Assim, as companhias buscam outras formas de ao menos mitigar parte das emissões de CO2. Uma das ações é a renovação da frota, uma vez que os aviões mais novos e modernos podem emitir cerca de 20% menos CO2 quando comparado aos modelos anteriores.
A Gol, que tem as aeronaves fabricadas pela Boeing, comprova a economia de 15% do combustível. “Até 2050 toda a frota terá sido renovada”. Durante o primeiro trimestre de 2023, a companhia recebeu novas aeronaves Boeing 737-MAX 8 e devolveu três aeronaves Boeing 737-NG como parte do plano de transformação.
Já a Azul afirma que diferentes modelos estão sendo trocados. “Temos a frota mais nova do mercado, com 7 anos em média”, diz Youssef. Outra ação recente da empresa é o Programa de Eficiência de Combustível, que reduziu 134 mil toneladas de CO2 em 2022. “Uma série de iniciativas foram colocadas em prática para termos esse resultado, incluindo o que fazemos no chão, antes e depois do voo”.
Um exemplo é a eficiência do time aeroportuário e o uso de energia elétrica ao invés do querosene para preparar funções como o ar-condicionado antes do embarque dos passageiros. Ao todo, são 15 aeroportos com a nova operação. “Parece algo simples, mas que demorou para ser iniciado – a primeira operação foi em abril de 2022 – porque é algo complexo que envolve muitas pessoas e equipamentos embaixo do avião”. Além disso, a Azul fechou uma parceria com a Raízen para o abastecimento de aeronaves com caminhões elétricos.
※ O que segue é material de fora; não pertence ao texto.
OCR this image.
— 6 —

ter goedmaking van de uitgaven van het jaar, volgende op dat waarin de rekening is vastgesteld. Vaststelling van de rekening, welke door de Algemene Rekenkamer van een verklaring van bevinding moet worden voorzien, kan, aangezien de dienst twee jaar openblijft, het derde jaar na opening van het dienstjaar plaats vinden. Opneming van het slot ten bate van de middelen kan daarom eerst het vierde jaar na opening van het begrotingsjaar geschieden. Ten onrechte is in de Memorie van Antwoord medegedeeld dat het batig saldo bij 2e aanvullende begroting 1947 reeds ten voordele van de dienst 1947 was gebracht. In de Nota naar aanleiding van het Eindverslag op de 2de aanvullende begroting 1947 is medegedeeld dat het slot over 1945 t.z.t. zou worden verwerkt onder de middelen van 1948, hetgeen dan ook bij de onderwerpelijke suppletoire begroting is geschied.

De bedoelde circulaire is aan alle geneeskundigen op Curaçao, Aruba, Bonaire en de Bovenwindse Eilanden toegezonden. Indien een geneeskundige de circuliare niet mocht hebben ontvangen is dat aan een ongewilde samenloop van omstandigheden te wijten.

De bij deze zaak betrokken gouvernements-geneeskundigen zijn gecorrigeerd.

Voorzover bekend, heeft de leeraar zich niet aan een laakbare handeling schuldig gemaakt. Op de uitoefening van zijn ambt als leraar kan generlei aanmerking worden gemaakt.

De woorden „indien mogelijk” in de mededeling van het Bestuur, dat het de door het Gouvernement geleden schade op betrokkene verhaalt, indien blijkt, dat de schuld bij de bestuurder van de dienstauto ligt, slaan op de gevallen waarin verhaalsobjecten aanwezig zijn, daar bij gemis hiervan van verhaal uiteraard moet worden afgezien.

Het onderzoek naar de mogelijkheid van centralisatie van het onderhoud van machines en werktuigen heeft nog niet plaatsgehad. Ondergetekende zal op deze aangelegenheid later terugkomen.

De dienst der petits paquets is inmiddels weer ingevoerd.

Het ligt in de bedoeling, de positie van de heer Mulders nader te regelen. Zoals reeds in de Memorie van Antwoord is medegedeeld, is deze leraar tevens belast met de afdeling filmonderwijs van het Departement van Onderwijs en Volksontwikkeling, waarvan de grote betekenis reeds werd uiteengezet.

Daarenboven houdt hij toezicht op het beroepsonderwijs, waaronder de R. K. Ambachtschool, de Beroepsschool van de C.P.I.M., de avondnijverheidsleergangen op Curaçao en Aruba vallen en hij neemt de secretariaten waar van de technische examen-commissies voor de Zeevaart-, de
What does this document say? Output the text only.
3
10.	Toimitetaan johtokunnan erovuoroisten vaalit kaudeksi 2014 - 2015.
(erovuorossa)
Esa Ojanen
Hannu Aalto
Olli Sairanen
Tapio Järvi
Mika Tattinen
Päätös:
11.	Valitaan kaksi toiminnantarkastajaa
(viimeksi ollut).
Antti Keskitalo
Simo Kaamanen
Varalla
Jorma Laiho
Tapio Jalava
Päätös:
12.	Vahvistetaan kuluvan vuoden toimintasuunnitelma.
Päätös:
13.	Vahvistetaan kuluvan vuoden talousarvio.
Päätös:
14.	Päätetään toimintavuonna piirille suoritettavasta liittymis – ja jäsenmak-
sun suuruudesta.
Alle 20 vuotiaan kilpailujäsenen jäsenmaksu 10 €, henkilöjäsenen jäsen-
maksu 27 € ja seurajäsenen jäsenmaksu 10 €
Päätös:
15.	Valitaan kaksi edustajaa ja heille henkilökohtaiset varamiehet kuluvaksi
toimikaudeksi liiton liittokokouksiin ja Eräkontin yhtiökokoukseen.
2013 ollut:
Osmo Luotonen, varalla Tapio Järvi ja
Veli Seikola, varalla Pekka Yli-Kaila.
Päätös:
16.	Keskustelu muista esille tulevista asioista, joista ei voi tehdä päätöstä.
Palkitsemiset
Para além de diminuir as emissões, as empresas estão buscando também compensar o CO2 que já está na atmosfera. É por isso que a LATAM trabalha com a conservação de florestas em projetos como um em Orinoquia, na Colômbia, que prevê capturar 11,3 milhões de toneladas de CO2 até 2030 em uma área de 575 mil hectares, o equivalente a mais de três vezes o tamanho de cidades como Bogotá e São Paulo.
“Queremos reduzir ou compensar o equivalente a metade das emissões domésticas até 2030 e ser uma companhia neutra em carbono até 2050. Por isso, fazemos parte de projetos que podemos trabalhar ativamente e beneficiar famílias do entorno a partir da valorização da biodiversidade. Nesta iniciativa em Orinoquia, por exemplo, são 700 famílias impactadas”, diz Toha.
Na Gol há as iniciativas como quando as emissões da rota Recife-Fernando de Noronha são compensadas em parceria com a Moss. Ou ainda ao convidar os clientes a pagarem uma taxa para a compensação da viagem. “Em 1 ano e 10 meses do lançamento do projeto #MeuVooCompens foram neutralizadas 14,1 mil toneladas de CO2 de maneira voluntária pelos clientes, nas rotas carbono neutro da GOL (Fernando de Noronha - com operações suspensas atualmente - e Bonito) e em ações pontuais de compensação. Esse montante equivale aproximadamente a 2.027.860 árvores ou 3.526 hectares preservados por um ano”, diz Calderon. Na Azul, desde este ano, clientes também podem optar por compensar suas emissões e apoiar projetos socioambientais na Amazônia.